TransE 模型的训练过程遵循相应的 PyG 示例

def train_model_with_pyg():
    device = "cuda" if torch.cuda.is_available() else "cpu"

    model = TransE(
        num_nodes=train_tensor_data.num_nodes,
        num_relations=train_tensor_data.num_edge_types,
        hidden_channels=50,
    ).to(device)

    loader = model.loader(
        head_index=train_tensor_data.edge_index[0],
        rel_type=train_tensor_data.edge_type,
        tail_index=train_tensor_data.edge_index[1],
        batch_size=1000,
        shuffle=True,
    )

    optimizer = optim.Adam(model.parameters(), lr=0.01)

    def train():
        model.train()
        total_loss = total_examples = 0
        for head_index, rel_type, tail_index in loader:
            optimizer.zero_grad()
            loss = model.loss(head_index, rel_type, tail_index)
            loss.backward()
            optimizer.step()
            total_loss += float(loss) * head_index.numel()
            total_examples += head_index.numel()
        return total_loss / total_examples

    @torch.no_grad()
    def test(data):
        model.eval()
        return model.test(
            head_index=data.edge_index[0],
            rel_type=data.edge_type,
            tail_index=data.edge_index[1],
            batch_size=1000,
            k=10,
        )

    # Consider increasing the number of epochs
    epoch_count = 5
    for epoch in range(1, epoch_count):
        loss = train()
        print(f"Epoch: {epoch:03d}, Loss: {loss:.4f}")
        if epoch % 75 == 0:
            rank, hits = test(val_tensor_data)
            print(f"Epoch: {epoch:03d}, Val Mean Rank: {rank:.2f}, " f"Val Hits@10: {hits:.4f}")

    torch.save(model, f"./model_{epoch_count}.pt")

    mean_rank, mrr, hits_at_k = test(test_tensor_data)
    print(f"Test Mean Rank: {mean_rank:.2f}, Test Hits@10: {hits_at_k:.4f}, MRR: {mrr:.4f}")

    return model
model = train_model_with_pyg()
# The model can be loaded if it was trained before
# model = torch.load("./model_501.pt")

从训练好的模型中提取节点嵌入,并将它们放入数据库中。

for i in tqdm(range(len(nodeId_to_id))):
    gds.run_cypher(
        "MATCH (n:Entity {id: $i}) SET n.emb=$EMBEDDING",
        params={"i": i, "EMBEDDING": model.node_emb.weight[i].tolist()},
    )

5. 使用 GDS 知识图谱边缘嵌入功能进行预测

选择要进行预测的关系类型。

relationship_to_predict = "/film/film/genre"
rel_id_to_predict = rel_dict[relationship_to_predict]
rel_label_to_predict = f"REL_{rel_id_to_predict}"

使用所有节点和所选类型的现有关系将图形进行投影。

G_test, result = gds.graph.project(
    "graph_to_predict_",
    {"Entity": {"properties": ["id", "emb"]}},
    rel_label_to_predict,
)


def print_graph_info(G):
    print(f"Graph '{G.name()}' node count: {G.node_count()}")
    print(f"Graph '{G.name()}' node labels: {G.node_labels()}")
    print(f"Graph '{G.name()}' relationship types: {G.relationship_types()}")
    print(f"Graph '{G.name()}' relationship count: {G.relationship_count()}")


print_graph_info(G_test)

从 PyG 模型中检索所选关系的嵌入。
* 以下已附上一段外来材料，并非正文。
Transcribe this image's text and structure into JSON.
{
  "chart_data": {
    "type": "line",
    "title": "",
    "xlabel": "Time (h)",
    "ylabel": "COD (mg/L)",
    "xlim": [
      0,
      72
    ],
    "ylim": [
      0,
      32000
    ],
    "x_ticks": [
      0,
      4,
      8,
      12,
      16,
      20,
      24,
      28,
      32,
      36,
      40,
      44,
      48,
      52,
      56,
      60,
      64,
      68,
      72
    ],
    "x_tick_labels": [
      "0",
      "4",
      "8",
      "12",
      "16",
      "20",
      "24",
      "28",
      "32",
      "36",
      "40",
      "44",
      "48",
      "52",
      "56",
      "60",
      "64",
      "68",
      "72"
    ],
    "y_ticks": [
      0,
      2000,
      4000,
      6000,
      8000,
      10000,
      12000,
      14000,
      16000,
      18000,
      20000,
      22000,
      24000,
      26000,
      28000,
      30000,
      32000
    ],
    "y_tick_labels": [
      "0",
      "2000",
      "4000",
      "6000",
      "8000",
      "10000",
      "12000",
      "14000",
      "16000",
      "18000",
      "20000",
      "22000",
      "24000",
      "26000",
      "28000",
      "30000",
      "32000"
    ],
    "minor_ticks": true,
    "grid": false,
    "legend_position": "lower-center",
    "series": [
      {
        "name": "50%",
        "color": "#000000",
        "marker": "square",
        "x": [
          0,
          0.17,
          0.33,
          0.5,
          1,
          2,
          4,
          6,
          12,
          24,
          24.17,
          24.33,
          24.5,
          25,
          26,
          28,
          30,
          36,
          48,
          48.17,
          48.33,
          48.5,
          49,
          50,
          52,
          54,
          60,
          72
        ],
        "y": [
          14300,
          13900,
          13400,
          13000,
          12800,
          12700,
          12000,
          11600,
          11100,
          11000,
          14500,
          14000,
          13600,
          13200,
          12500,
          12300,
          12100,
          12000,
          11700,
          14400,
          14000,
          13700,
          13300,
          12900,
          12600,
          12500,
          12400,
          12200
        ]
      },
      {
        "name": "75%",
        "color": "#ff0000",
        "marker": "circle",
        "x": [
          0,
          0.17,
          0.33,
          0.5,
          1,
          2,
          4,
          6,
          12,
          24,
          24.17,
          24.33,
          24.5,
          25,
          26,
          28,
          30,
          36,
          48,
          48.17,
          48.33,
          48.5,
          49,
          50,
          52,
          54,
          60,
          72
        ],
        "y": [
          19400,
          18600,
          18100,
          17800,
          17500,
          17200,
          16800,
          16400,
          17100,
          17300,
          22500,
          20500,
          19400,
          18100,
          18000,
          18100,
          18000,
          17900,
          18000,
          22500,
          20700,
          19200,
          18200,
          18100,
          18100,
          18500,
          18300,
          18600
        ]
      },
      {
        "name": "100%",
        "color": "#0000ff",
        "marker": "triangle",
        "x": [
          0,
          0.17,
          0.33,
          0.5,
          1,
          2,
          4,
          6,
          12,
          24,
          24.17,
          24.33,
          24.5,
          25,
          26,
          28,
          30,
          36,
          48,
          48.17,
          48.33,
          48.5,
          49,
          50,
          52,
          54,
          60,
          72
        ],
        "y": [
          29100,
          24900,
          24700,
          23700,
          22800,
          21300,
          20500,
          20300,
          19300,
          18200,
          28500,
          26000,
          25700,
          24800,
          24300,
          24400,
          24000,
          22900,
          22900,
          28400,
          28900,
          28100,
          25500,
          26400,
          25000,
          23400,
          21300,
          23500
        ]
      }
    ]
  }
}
然后,使用图形、节点嵌入属性和要预测的关系的嵌入来创建一个 GDS TransE 模型。

target_emb = model.node_emb.weight[rel_id_to_predict].tolist()
transe_model = gds.model.transe.create(G_test, "emb", {rel_label_to_predict: target_emb})
source_node_list = ["/m/07l450", "/m/0ds2l81", "/m/0jvt9"]
source_ids_df = gds.run_cypher(
    "UNWIND $node_text_list AS t MATCH (n:Entity) WHERE n.text=t RETURN id(n) as nodeId",
    params={"node_text_list": source_node_list},
)

现在,我们可以使用该模型进行预测。

result = transe_model.predict_stream(
    source_node_filter=source_ids_df.nodeId,
    target_node_filter="Entity",
    relationship_type=rel_label_to_predict,
    top_k=3,
    concurrency=4,
)
print(result)

使用节点标识符及其文本值来扩展预测结果。

ids_in_result = pd.unique(pd.concat([result.sourceNodeId, result.targetNodeId]))
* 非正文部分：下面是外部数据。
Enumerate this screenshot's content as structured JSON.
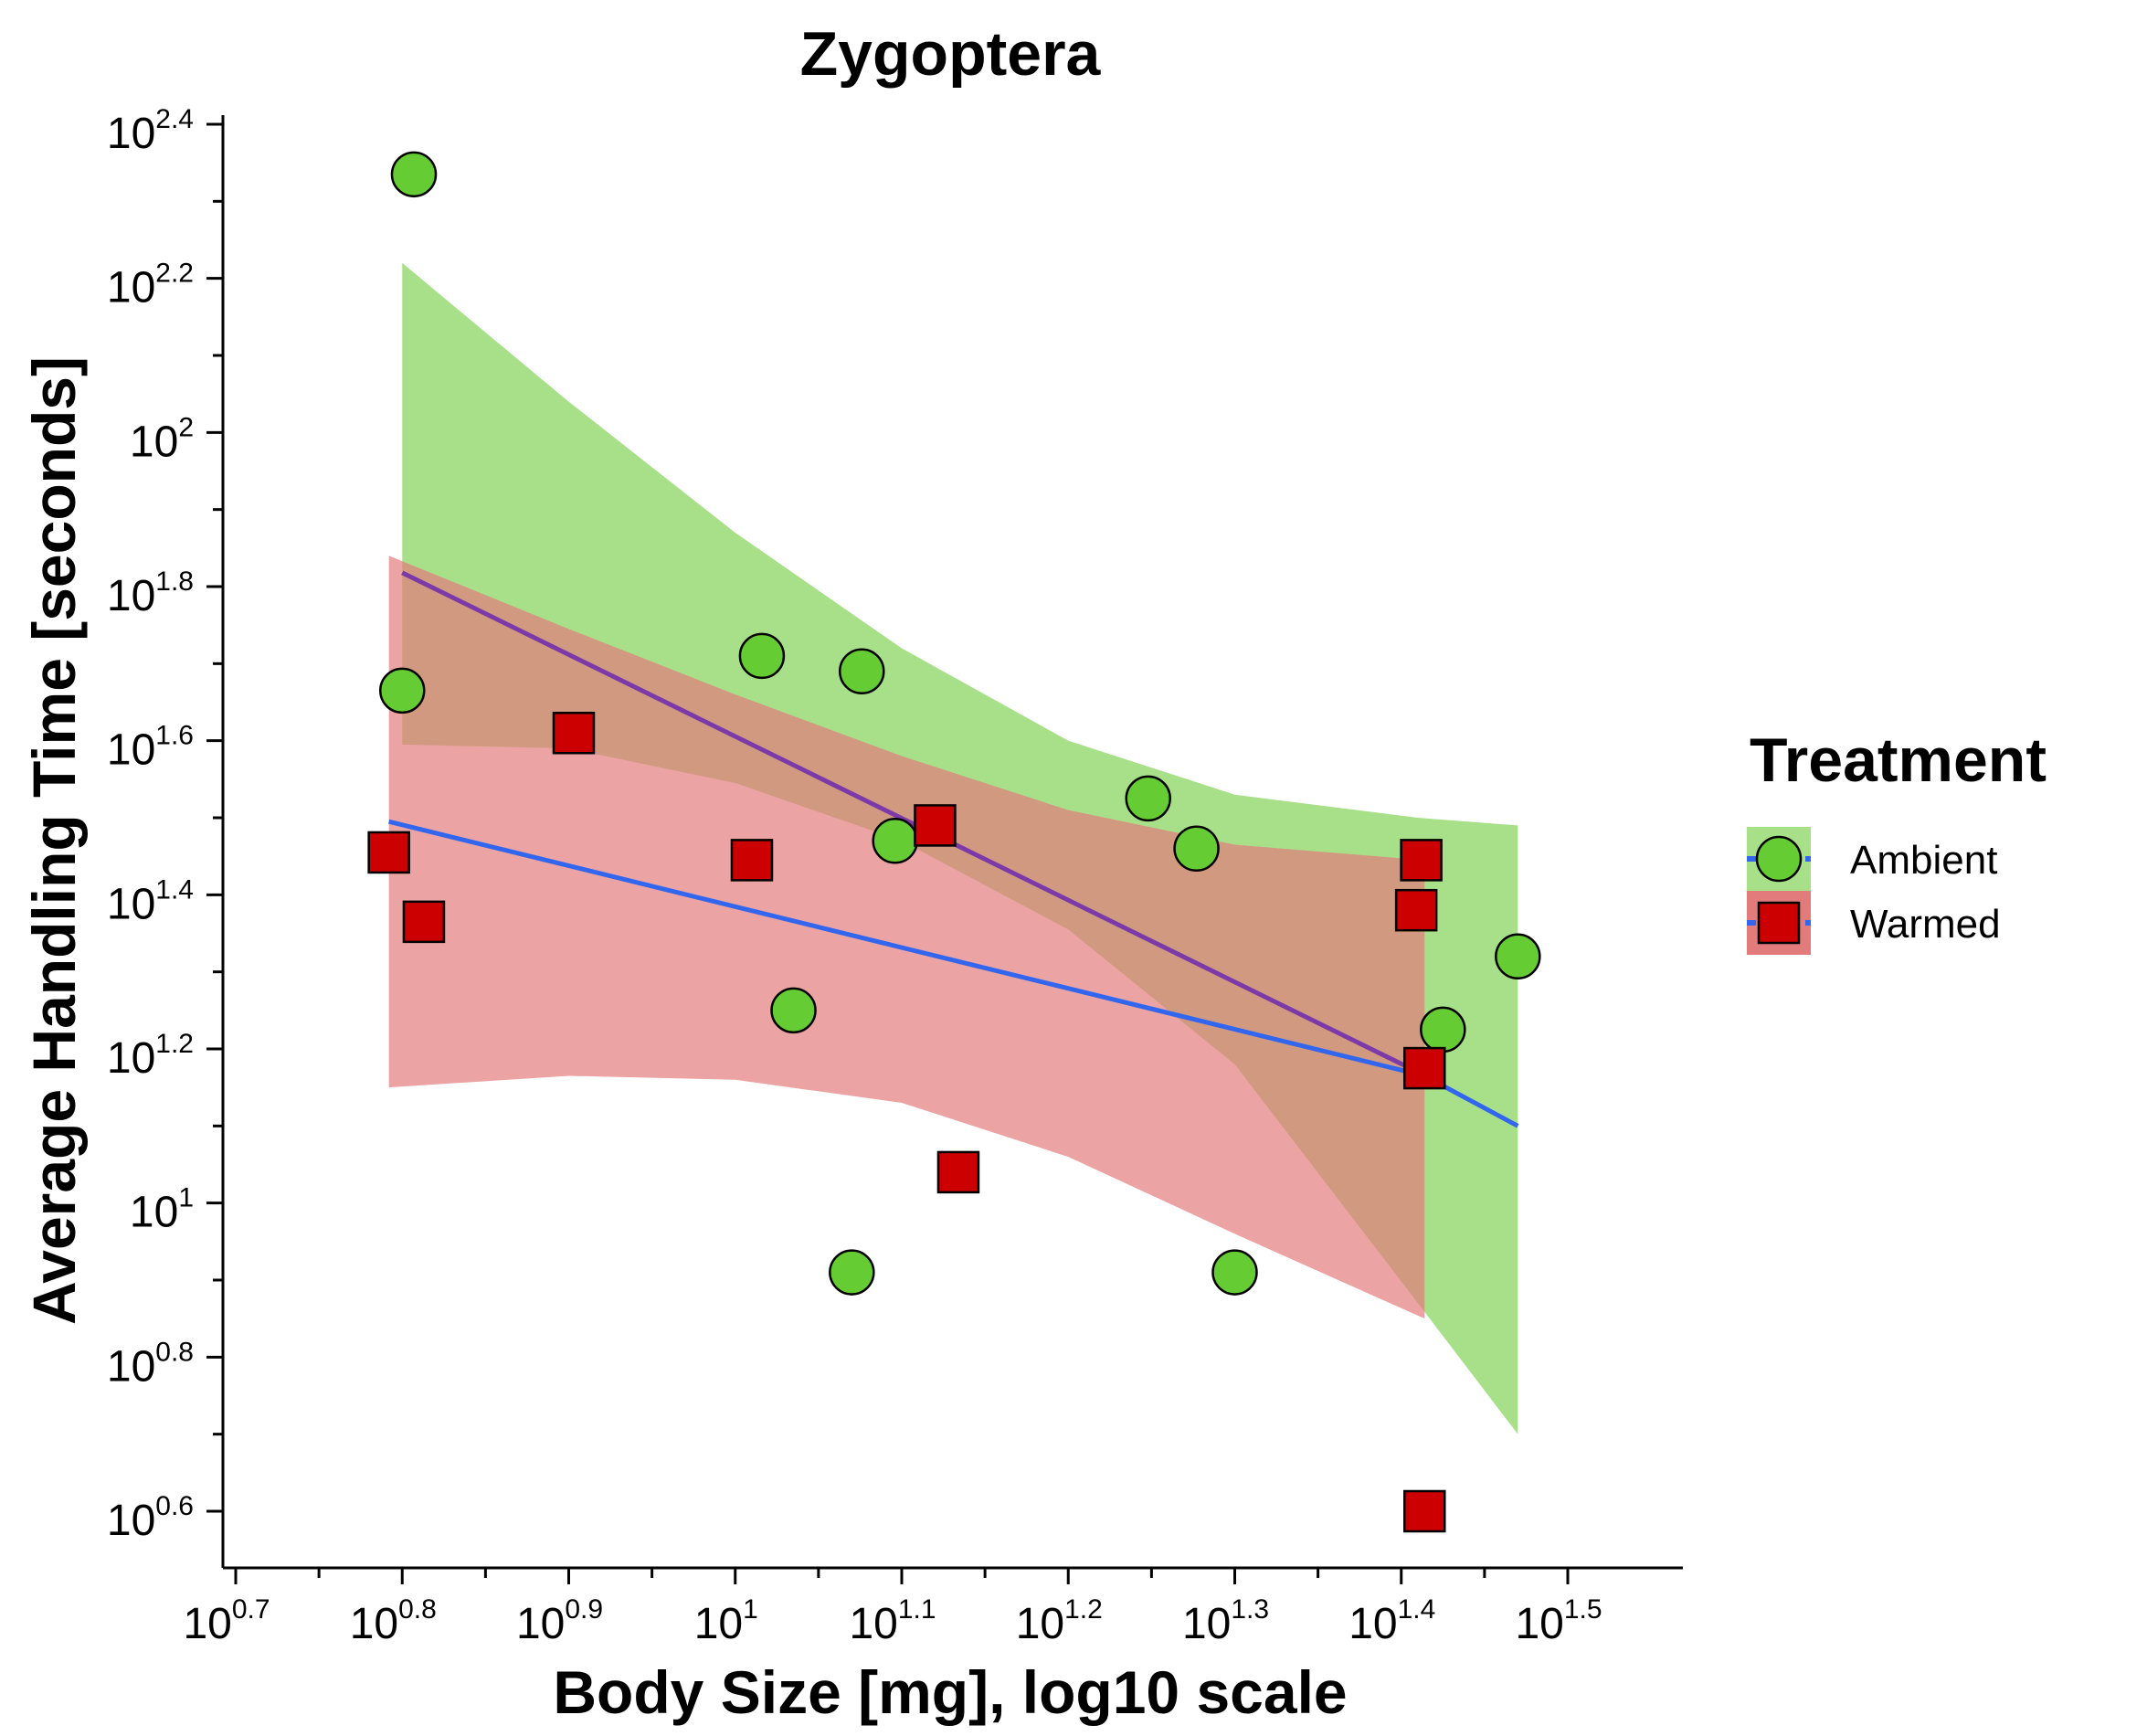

ids_to_text = gds.run_cypher(
    "UNWIND $ids AS id MATCH (n:Entity) WHERE id(n)=id RETURN id(n) AS nodeId, n.text AS tag, n.id AS id",
    params={"ids": ids_in_result},
)

nodeId_to_text_res = dict(zip(ids_to_text.nodeId, ids_to_text.tag))
nodeId_to_id_res = dict(zip(ids_to_text.nodeId, ids_to_text.id))

result.insert(1, "sourceTag", result.sourceNodeId.map(lambda x: nodeId_to_text_res[x]))
result.insert(2, "sourceId", result.sourceNodeId.map(lambda x: nodeId_to_id_res[x]))
result.insert(4, "targetTag", result.targetNodeId.map(lambda x: nodeId_to_text_res[x]))
result.insert(5, "targetId", result.targetNodeId.map(lambda x: nodeId_to_id_res[x]))

print(result)

6. 使用写入模式

写入模式允许您将结果直接写入数据库作为新的关系类型。这种方法有助于避免从 nodeIdid 的映射。

write_relationship_type = "PREDICTED_" + rel_label_to_predict
result_write = transe_model.predict_write(
    source_node_filter=source_ids_df.nodeId,
    target_node_filter="Entity",
    relationship_type=rel_label_to_predict,
    write_relationship_type=write_relationship_type,
    write_property="transe_score",
    top_k=3,
    concurrency=4,
)

从数据库中提取结果。

gds.run_cypher(
    "MATCH (n)-[r:"
    + write_relationship_type
    + "]->(m) RETURN n.id AS sourceId, n.text AS sourceTag, m.id AS targetId, m.text AS targetTag, r.transe_score AS score"
)
gds.graph.drop(G_test)